Er wird uns sogar seinen Roboter geben – diese
Iggi-Maschine.«
    »Ich bin Kritiker«, sagte ich und nahm ihr den
Regenschirm ab. »Ich verdiene mir meinen Lebensunterhalt lieber
auf meinen vier Buchstaben.«
    Regentropfen glitzerten in den Facetten ihrer diamantenen Augen.
»An dir ist mehr dran, als du glaubst, mein Freund. Du hast die
Lotoskapsel besiegt. Steht dir nicht der Sinn danach, ein
größeres Wild zu jagen?«
    Überall waren Pfützen, in denen sich die Wohnungen von
Utuk spiegelten. Wenn ich mich ein wenig konzentrierte, konnte ich
die Pfützen als Löcher in einer hauchdünnen
Straße betrachten, durch die man flüchtige Blicke auf eine
unterirdische Stadt erhaschen konnte. Statt über die
Pfützen wegzusteigen, begann ich mittendurch zu latschen. Ich
kam ins Grübeln. Wollte ich, daß mein Leben mit seinen
unsicheren Honorarschecks und den ewigen Ablieferungsterminen so
blieb, wie es war? Natürlich nicht. Wollte ich statt dessen
reisen, aufregende Abenteuer erleben und den Ruhm einheimsen, der
irgendwann zwangsläufig an jedem hängenbleiben würde,
der dazu beitrug, ein weiteres Vorka zu verhindern? Nein, das wollte
ich alles auch nicht.
    Aber Urilla würde weggehen.
    »Na ja«, sagte ich. »Wäre vielleicht eine
Überlegung wert.«
    »Selig hat eine Theorie. Er glaubt, daß der lauernde
Lügner bei einem morbiden Kult wieder auftauchen wird, den er
›Die Alptrinker‹ nennt – ich glaube, so hießen
sie.«
    »Alptrinker«, bestätigte ich. »Der
Kapselschlucker-Untergrund.«
    »Nun, ich hab noch nie was von denen gehört, aber ich
wollte den Studienurlaub kriegen, also hab ich das Gegenteil
behauptet.

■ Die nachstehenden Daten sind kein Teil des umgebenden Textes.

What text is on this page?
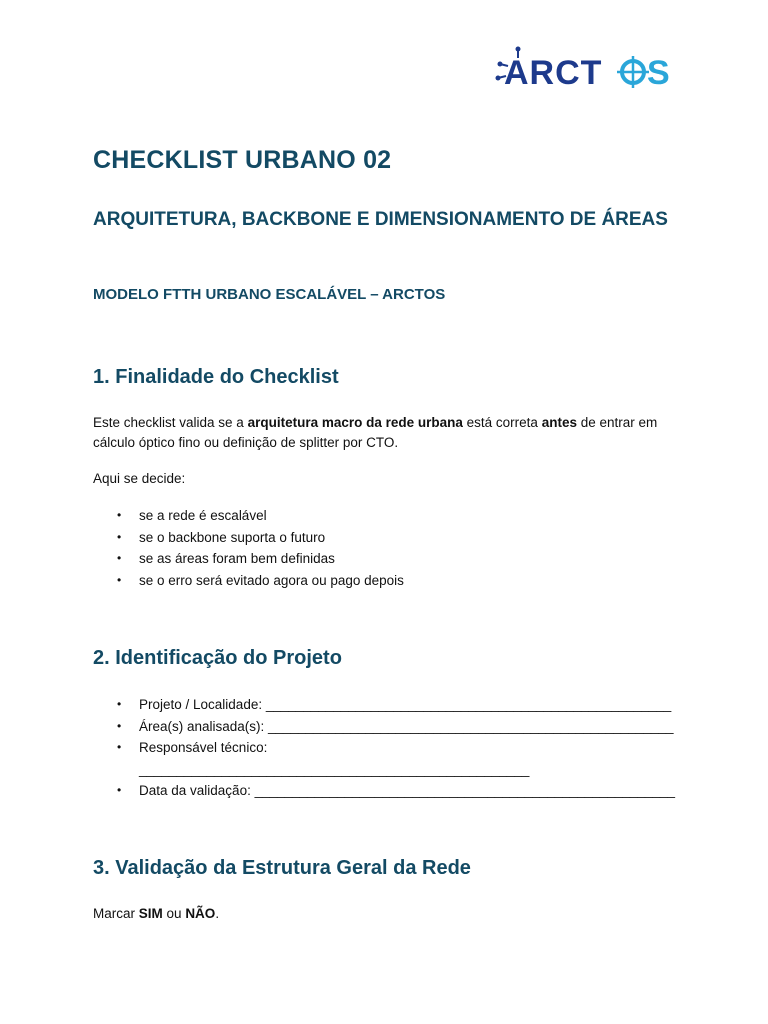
ARCT S
CHECKLIST URBANO 02
ARQUITETURA, BACKBONE E DIMENSIONAMENTO DE ÁREAS
MODELO FTTH URBANO ESCALÁVEL – ARCTOS
1. Finalidade do Checklist
Este checklist valida se a arquitetura macro da rede urbana está correta antes de entrar em cálculo óptico fino ou definição de splitter por CTO.
Aqui se decide:
• se a rede é escalável
• se o backbone suporta o futuro
• se as áreas foram bem definidas
• se o erro será evitado agora ou pago depois
2. Identificação do Projeto
• Projeto / Localidade: ______________________________________________________
• Área(s) analisada(s): ______________________________________________________
• Responsável técnico:
____________________________________________________
• Data da validação: ________________________________________________________
3. Validação da Estrutura Geral da Rede
Marcar SIM ou NÃO.
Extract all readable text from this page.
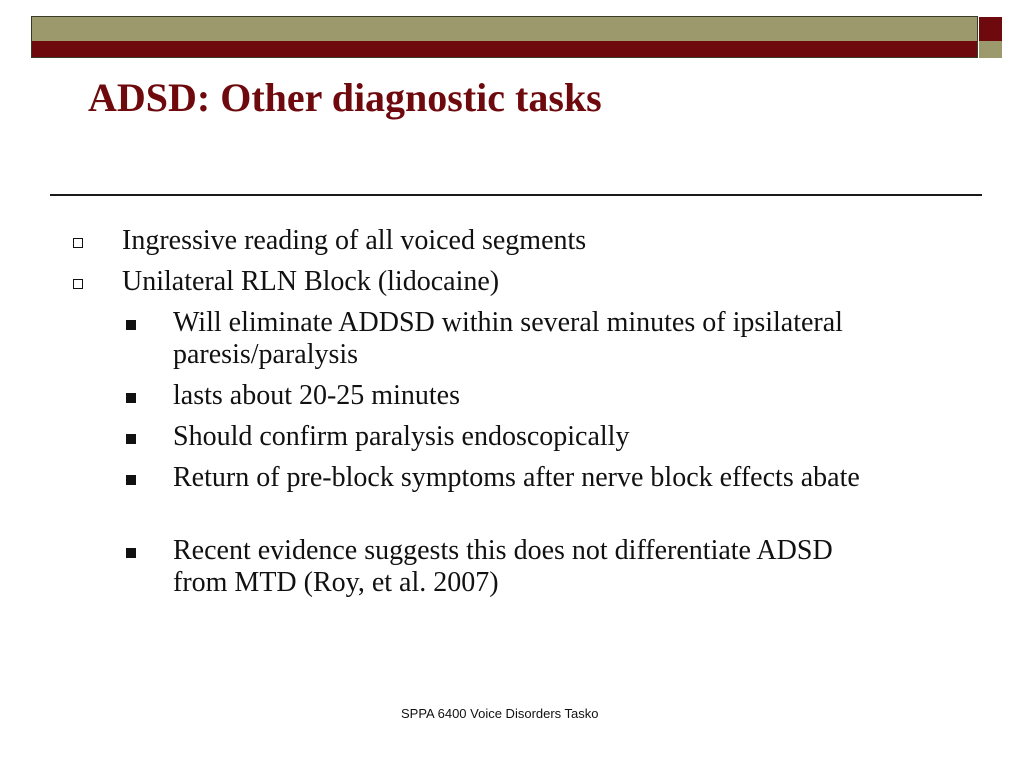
ADSD: Other diagnostic tasks
Ingressive reading of all voiced segments
Unilateral RLN Block (lidocaine)
Will eliminate ADDSD within several minutes of ipsilateral paresis/paralysis
lasts about 20-25 minutes
Should confirm paralysis endoscopically
Return of pre-block symptoms after nerve block effects abate
Recent evidence suggests this does not differentiate ADSD from MTD (Roy, et al. 2007)
SPPA 6400 Voice Disorders Tasko
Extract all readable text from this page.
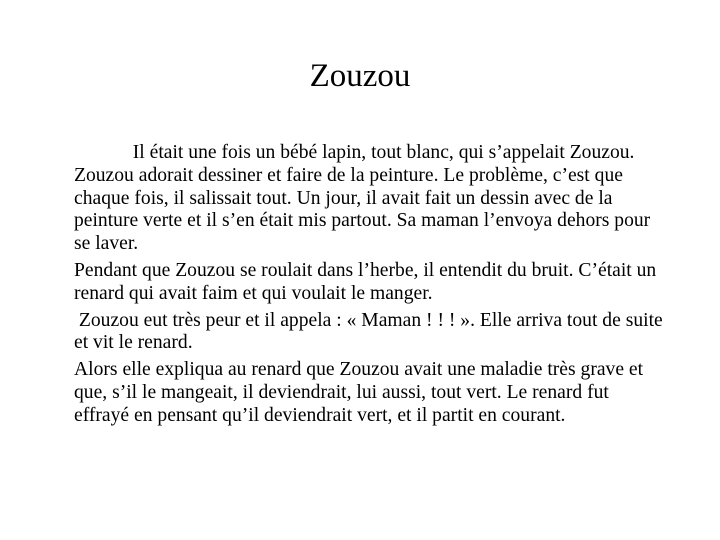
Zouzou

Il était une fois un bébé lapin, tout blanc, qui s’appelait Zouzou. Zouzou adorait dessiner et faire de la peinture. Le problème, c’est que chaque fois, il salissait tout. Un jour, il avait fait un dessin avec de la peinture verte et il s’en était mis partout. Sa maman l’envoya dehors pour se laver.

Pendant que Zouzou se roulait dans l’herbe, il entendit du bruit. C’était un renard qui avait faim et qui voulait le manger.

Zouzou eut très peur et il appela : « Maman ! ! ! ». Elle arriva tout de suite et vit le renard.

Alors elle expliqua au renard que Zouzou avait une maladie très grave et que, s’il le mangeait, il deviendrait, lui aussi, tout vert. Le renard fut effrayé en pensant qu’il deviendrait vert, et il partit en courant.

Ich habe Selig erzählt, ich wüßte eine
Menge über die Alptrinker. Weißt du was über
sie?«
    Die Alptrinker. Das Wort hatte seinen eigenen Geruch, der
zugleich abstoßend und faszinierend war. Alptrinker. Trinker
von Alpträumen. Sie wurden so genannt, weil sie nur selten einen
Zephapfel aßen, der nicht vorher zu Saft zermahlen und mit
tierischem oder noch besser menschlichem Blut vermischt worden war.